Political analysts said that voting in Austria had been marked by a series of late swings, which could even make Freedom the largest party. "I think this is an election that's very difficult to predict," said political analyst Christoph Hofinger, whose company will provide election night forecasting for Austria's public broadcaster. "We might see some surprises on Sunday."

Whatever the outcome of the election, the success of the Freedom Party has pushed Austrian politics to the right. A Freedom Party candidate only narrowly lose in last year’s election for president, a largely ceremonial post.

Sebastian Kurz, the country’s foreign minister and new leader of the Austrian People’s Party, was behind a ‘burqa ban’ that came into force on October 1 and has adopted some of the policies of the far-right. Mr Kurz has also praised the leaders of Hungary for building a border fence to keep migrants out of EU territory

Success for the Freedom Party will reignite concerns about the rise of pro-nationalist, anti-immigration parties across Europe.
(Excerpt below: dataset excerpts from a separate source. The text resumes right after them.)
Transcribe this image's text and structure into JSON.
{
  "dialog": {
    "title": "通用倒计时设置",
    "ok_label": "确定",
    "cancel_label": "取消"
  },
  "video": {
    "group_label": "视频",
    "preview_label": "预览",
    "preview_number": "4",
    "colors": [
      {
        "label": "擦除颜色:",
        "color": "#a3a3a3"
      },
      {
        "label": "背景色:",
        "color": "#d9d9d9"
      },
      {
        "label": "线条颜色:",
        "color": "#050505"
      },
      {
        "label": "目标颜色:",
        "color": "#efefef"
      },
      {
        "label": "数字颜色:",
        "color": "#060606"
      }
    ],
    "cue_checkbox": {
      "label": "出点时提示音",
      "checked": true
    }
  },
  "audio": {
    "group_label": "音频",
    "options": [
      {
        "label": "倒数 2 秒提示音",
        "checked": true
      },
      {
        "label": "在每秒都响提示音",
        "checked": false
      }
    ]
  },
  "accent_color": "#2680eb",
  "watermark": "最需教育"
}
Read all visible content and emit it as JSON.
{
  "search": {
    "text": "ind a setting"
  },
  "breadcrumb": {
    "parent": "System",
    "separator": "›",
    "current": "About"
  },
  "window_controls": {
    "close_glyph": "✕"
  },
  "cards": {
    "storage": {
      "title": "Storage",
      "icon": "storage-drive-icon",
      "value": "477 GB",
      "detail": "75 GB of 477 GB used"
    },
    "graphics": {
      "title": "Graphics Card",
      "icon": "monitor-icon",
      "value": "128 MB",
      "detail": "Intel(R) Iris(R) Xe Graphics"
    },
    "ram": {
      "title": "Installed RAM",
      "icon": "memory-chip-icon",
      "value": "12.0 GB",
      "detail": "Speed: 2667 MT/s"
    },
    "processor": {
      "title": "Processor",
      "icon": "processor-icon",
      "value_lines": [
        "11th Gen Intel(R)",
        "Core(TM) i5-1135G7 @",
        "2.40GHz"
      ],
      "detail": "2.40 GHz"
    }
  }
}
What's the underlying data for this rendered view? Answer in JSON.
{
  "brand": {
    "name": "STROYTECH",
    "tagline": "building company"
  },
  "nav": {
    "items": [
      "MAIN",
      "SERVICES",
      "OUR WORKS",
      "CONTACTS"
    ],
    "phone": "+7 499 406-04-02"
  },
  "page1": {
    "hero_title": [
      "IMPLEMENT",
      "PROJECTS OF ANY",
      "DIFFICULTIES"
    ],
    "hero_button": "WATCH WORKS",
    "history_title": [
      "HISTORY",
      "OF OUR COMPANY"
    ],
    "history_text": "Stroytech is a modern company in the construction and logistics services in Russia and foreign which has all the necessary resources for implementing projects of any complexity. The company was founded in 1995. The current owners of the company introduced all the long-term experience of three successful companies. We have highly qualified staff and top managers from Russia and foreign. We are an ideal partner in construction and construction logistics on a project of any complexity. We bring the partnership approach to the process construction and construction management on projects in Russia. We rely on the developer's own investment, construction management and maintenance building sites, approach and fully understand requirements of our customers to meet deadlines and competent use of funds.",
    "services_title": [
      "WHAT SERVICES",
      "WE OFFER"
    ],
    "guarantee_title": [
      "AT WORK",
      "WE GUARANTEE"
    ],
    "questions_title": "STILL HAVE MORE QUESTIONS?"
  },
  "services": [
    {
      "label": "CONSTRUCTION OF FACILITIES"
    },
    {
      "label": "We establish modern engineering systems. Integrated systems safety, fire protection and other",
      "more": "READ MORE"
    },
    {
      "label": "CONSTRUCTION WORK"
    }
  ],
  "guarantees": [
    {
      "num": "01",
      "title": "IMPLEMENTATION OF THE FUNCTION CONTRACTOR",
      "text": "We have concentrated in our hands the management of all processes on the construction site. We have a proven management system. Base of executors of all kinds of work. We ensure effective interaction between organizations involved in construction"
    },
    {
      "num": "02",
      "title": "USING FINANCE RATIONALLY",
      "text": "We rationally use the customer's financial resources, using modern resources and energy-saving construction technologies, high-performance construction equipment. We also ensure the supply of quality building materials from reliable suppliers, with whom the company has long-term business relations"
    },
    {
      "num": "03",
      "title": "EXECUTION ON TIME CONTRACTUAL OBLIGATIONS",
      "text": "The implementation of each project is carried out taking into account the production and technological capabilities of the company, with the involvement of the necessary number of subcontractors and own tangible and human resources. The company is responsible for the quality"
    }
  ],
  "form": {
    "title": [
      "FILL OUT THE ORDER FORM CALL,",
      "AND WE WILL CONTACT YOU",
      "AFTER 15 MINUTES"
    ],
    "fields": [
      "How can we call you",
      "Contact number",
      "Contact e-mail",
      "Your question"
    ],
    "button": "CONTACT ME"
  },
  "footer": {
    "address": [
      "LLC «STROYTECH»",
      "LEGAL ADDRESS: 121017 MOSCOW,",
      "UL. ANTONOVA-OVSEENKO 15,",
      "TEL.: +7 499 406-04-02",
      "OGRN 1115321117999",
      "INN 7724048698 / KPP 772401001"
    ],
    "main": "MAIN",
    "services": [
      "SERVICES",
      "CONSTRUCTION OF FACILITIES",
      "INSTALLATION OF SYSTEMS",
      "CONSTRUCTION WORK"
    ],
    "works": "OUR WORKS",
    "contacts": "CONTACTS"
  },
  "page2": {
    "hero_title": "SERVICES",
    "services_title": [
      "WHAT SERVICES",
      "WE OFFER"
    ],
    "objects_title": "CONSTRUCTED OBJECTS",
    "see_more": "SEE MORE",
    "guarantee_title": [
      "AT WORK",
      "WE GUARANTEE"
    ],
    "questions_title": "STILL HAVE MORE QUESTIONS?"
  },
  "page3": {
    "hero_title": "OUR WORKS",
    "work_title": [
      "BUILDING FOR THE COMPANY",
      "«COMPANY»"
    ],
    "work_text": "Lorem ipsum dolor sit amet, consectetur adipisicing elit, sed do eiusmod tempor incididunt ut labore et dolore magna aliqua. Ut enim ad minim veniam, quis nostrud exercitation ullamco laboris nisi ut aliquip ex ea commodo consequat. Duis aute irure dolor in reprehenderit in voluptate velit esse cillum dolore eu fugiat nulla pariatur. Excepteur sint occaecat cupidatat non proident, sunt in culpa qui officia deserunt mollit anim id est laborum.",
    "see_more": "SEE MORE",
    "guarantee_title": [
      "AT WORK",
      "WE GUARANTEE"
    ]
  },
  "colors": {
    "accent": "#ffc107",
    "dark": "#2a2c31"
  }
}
Fears were stoked by the UK’s vote to leave the European Union last year and the election of Donald Trump and only partially allayed by the victory of staunch pro-European Emmanuel Macron earlier this year.

Mr Hofinger said, however, that there was unlikely to be dramatic change if the Freedom Party was successful in the October 15 election. The Freedom party is likely to push its coalition partner to build closer links with Russia and to place even more roadblocks in the way of Turkey's ailing process to join the European Union, he said. "Not just to pause them, but to abort them," he told The National.